In the following, we will consider a few of the benefits of supporting indigenous or native missionaries to reach their own people. However, before we do, we want to reiterate that the indigenous missionary strategy does not eliminate or even reduce the need for cross-cultural missionaries. This is not an “either/or,” but a “both/and” situation. We are not arguing for a moratorium on Western missionaries, but fully recognize the need for thousands more on the field! We are simply seeking to prove that the indigenous missionary strategy is an equally viable missionary method in certain contexts. Some of the benefits of sending indigenous missionaries are:
- Human Resources. It is a fact that, before going to war, military strategists consider the size of their population as opposed to that of their enemy. This illustrates that the amount of human resources available to carry out a task is extremely important. The world is a very large place—with more than seven billion people. If every Christian in America were a cross-cultural missionary, there would still not be enough missionaries to preach the gospel to all peoples! If we continue to depend only on missionaries from the West, much of the world will never hear the gospel.
- Financial Resources. It costs a great deal of money to send and support North American and Western European missionaries. Many missionary families require $3,000 to $5,000 a month to work in a foreign land where the average salary is often less than $200 a month. In contrast, the indigenous or native missionary is able to live on the same salary as his fellow countrymen. This adds up to a tremendous increase in economic power.

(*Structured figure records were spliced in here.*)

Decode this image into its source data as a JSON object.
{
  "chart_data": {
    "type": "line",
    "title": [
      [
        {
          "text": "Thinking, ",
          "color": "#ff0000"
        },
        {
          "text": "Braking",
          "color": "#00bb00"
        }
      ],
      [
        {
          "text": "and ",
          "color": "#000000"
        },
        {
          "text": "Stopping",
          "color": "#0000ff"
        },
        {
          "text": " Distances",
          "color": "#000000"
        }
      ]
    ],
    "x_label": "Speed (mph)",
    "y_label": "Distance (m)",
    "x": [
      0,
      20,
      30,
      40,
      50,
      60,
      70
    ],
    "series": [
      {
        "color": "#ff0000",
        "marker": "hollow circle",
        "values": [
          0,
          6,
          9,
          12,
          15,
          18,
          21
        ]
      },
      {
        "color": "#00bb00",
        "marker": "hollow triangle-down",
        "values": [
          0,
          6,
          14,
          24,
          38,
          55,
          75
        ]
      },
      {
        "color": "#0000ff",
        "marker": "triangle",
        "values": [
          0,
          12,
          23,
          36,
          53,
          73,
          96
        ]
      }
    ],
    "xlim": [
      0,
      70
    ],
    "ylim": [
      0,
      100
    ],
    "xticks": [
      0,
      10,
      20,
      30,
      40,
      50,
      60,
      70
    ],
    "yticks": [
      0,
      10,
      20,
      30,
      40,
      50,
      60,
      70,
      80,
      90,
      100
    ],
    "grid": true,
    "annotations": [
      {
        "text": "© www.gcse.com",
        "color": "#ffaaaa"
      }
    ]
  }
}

- Language and Culture. Any cross-cultural missionary will testify that differences in language and in culture are two of the greatest obstacles to the work. It often takes a cross-cultural missionary his first term (4-5 years) just to learn the language and adjust to the culture. This means that it is not abnormal for five years and over a quarter of a million dollars to be spent on the mission field while the missionary learns the language, adjusts to the culture, and does a minimum of ministry. In contrast, the indigenous or native missionary has no need to learn the language or adjust to the culture that he has known since birth. From his very first day on the mission field, the indigenous missionary is able to concentrate on his two priorities—evangelizing the lost and establishing churches.
- Identification. There is a great deal of anti-American and anti-European bias in many of the least evangelized countries of the world. In many people groups, it is virtually impossible for a Western missionary to preach the gospel, because he is rejected for his nationality long before he has the opportunity even to communicate his message! In contrast, the indigenous missionary has little problem with such bias, because he is of the same flesh and blood as those to whom he preaches. When he is rejected, it is not because of his flag, but because of his gospel. Another problem that missionaries from the West often face is their inability or unwillingness to live on the same level as those to whom they minister. Some Western missionaries live in homes that seem like mansions to the native; they drive expensive cars, while the native takes a bus; and they send their children to private school, while the native sends his to public school. In contrast, the indigenous missionary lives in the same neighborhood, takes the same bus, and sends his children to the same school.
- No Difficult Transitions. For the cross-cultural missionary, establishing a church is often not as difficult as the later transitional period when the missionary bids farewell and the church comes under national leadership. The church often suffers a great deal during this transitional period, loses members, and is greatly discouraged. Having experienced the prestige of having a Western missionary as a pastor, the church is often no longer willing to accept one of its own. This is not a problem when the church is planted by an indigenous missionary and is under his leadership from beginning to end.